Não escondo de ninguém que quero ir embora daqui e por isso já fui apoiado, incentivado, mas também criticado. É mais fácil abandonar o barco do que lutar contra a força das águas. Bem, pra começar, o Brasil não é um barco. E pouco me interessa se estou vivendo aqui, no Canadá, na Noruega ou em Taiwan. A única coisa que me importa é a vida que estou levando.
Se nasci, assim como todos os seres humanos, no planeta Terra, por este planeta também sou responsável e dele tenho o direito de usufruir. Não vejo nada de errado em querer morar em um lugar mais frio, num país com uma cultura diferente com a qual eu me identifique mais.
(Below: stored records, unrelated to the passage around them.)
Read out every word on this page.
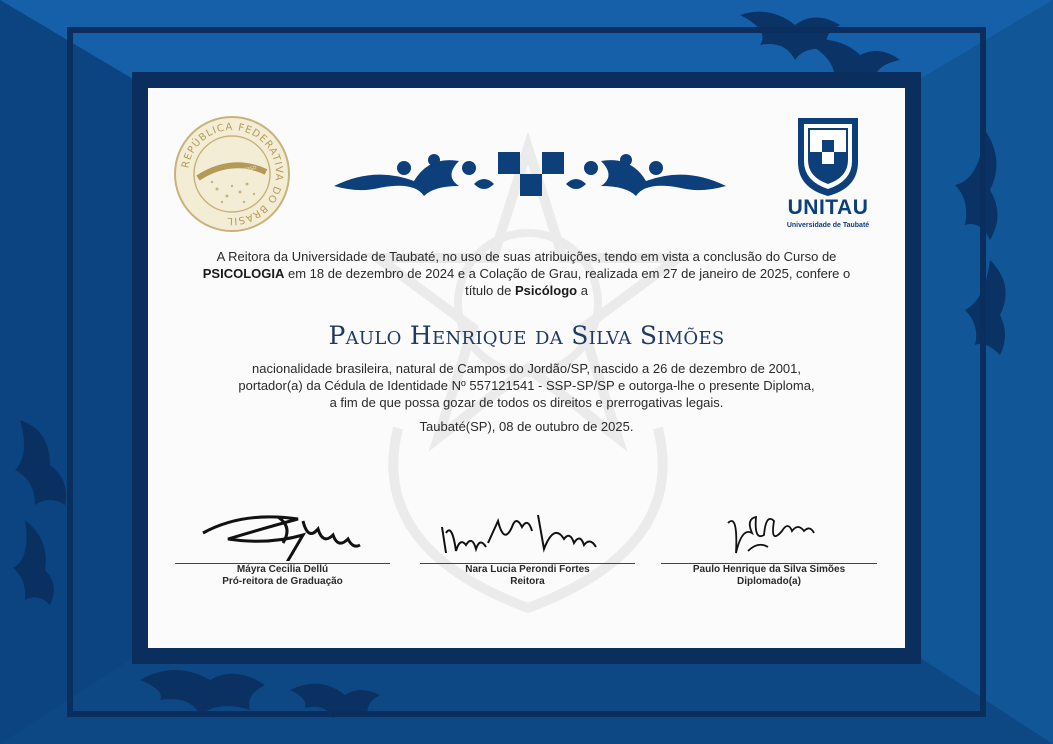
REPÚBLICA FEDERATIVA DO BRASIL
ORDEM E PROGRESSO
UNITAU
Universidade de Taubaté
A Reitora da Universidade de Taubaté, no uso de suas atribuições, tendo em vista a conclusão do Curso de
PSICOLOGIA em 18 de dezembro de 2024 e a Colação de Grau, realizada em 27 de janeiro de 2025, confere o
título de Psicólogo a
Paulo Henrique da Silva Simões
nacionalidade brasileira, natural de Campos do Jordão/SP, nascido a 26 de dezembro de 2001,
portador(a) da Cédula de Identidade Nº 557121541 - SSP-SP/SP e outorga-lhe o presente Diploma,
a fim de que possa gozar de todos os direitos e prerrogativas legais.
Taubaté(SP), 08 de outubro de 2025.
Máyra Cecilia Dellú
Pró-reitora de Graduação
Nara Lucia Perondi Fortes
Reitora
Paulo Henrique da Silva Simões
Diplomado(a)
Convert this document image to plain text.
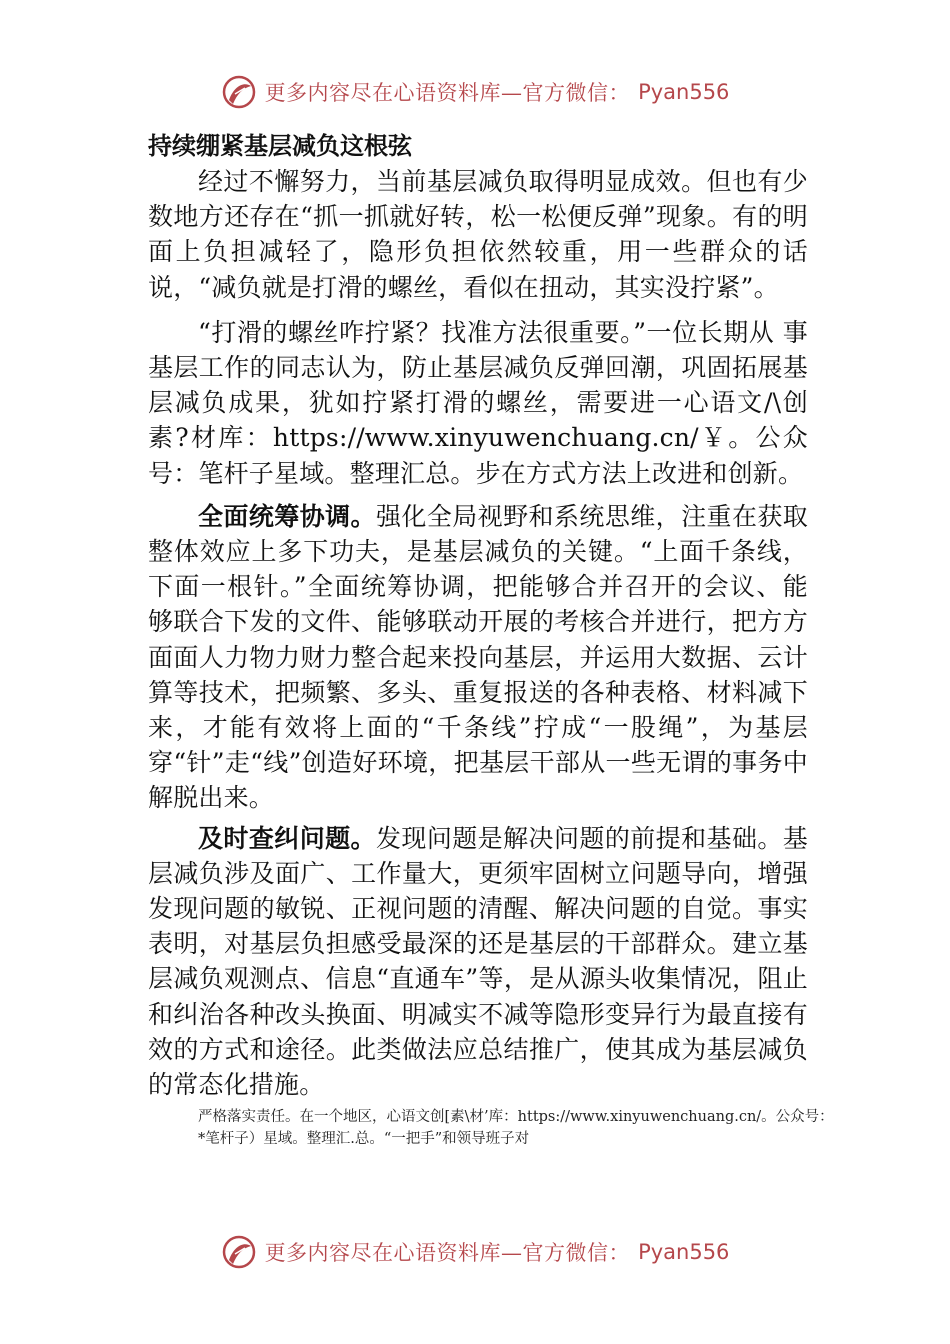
更多内容尽在心语资料库—官方微信： Pyan556
持续绷紧基层减负这根弦

经过不懈努力，当前基层减负取得明显成效。但也有少数地方还存在“抓一抓就好转，松一松便反弹”现象。有的明面上负担减轻了，隐形负担依然较重，用一些群众的话说，“减负就是打滑的螺丝，看似在扭动，其实没拧紧”。

“打滑的螺丝咋拧紧？找准方法很重要。”一位长期从 事基层工作的同志认为，防止基层减负反弹回潮，巩固拓展基层减负成果，犹如拧紧打滑的螺丝，需要进一心语文/\创素?材库：https://www.xinyuwenchuang.cn/￥。公众号：笔杆子星域。整理汇总。步在方式方法上改进和创新。

全面统筹协调。强化全局视野和系统思维，注重在获取整体效应上多下功夫，是基层减负的关键。“上面千条线， 下面一根针。”全面统筹协调，把能够合并召开的会议、能 够联合下发的文件、能够联动开展的考核合并进行，把方方面面人力物力财力整合起来投向基层，并运用大数据、云计算等技术，把频繁、多头、重复报送的各种表格、材料减下来，才能有效将上面的“千条线”拧成“一股绳”，为基层穿“针”走“线”创造好环境，把基层干部从一些无谓的事务中解脱出来。

及时查纠问题。发现问题是解决问题的前提和基础。基层减负涉及面广、工作量大，更须牢固树立问题导向，增强发现问题的敏锐、正视问题的清醒、解决问题的自觉。事实表明，对基层负担感受最深的还是基层的干部群众。建立基层减负观测点、信息“直通车”等，是从源头收集情况，阻止和纠治各种改头换面、明减实不减等隐形变异行为最直接有效的方式和途径。此类做法应总结推广，使其成为基层减负的常态化措施。

严格落实责任。在一个地区，心语文创[素\材’库：https://www.xinyuwenchuang.cn/。公众号：*笔杆子）星域。整理汇.总。“一把手”和领导班子对
更多内容尽在心语资料库—官方微信： Pyan556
Sou contra todo e qualquer valor patriota, já que pra mim pátria é um conceito deturpado e meio impróprio, o que interessa realmente é a população. Se algum dia o Brasil quiser virar um novo estado americano e isso resultar em algum benefício efetivo para a população, vou apoiar e ficar muito feliz. Aqui ou lá, somos as mesmas pessoas, com a diferença de falar uma língua diferente, ter um biotipo diferente e uma cultura diferente.
Não pago pau pros EUA nem pra nenhum outro país, acho que cada cultura tem seus valores positivos e negativos. Não tenho orgulho de ser brasileiro simplesmente porque não há motivo nenhum pra se orgulhar. Se tenho algo pra me orgulhar, isso sim, é de ser um ser humano capaz, saudável e uma pessoa boa (pelo menos eu me esforço). Em qualquer lugar do mundo, eu sou eu mesmo. Em qualquer lugar do mundo, todos respiram o mesmo ar, todos têm as mesmas necessidades básicas, todos somos simplesmente humanos.
Quero o melhor não só pra minha cidade, não só pro meu país. Quero o melhor para o mundo, que até o momento é o único lugar no universo onde eu tenho chance de sobreviver. E vai ser realmente difícil melhorar esse mundo decadente se todas as nações não se unirem. A união faz a força, e é possível conviver harminicamente com as nossas diferenças sem perder nossa identidade, basta um pouquinho de boa vontade.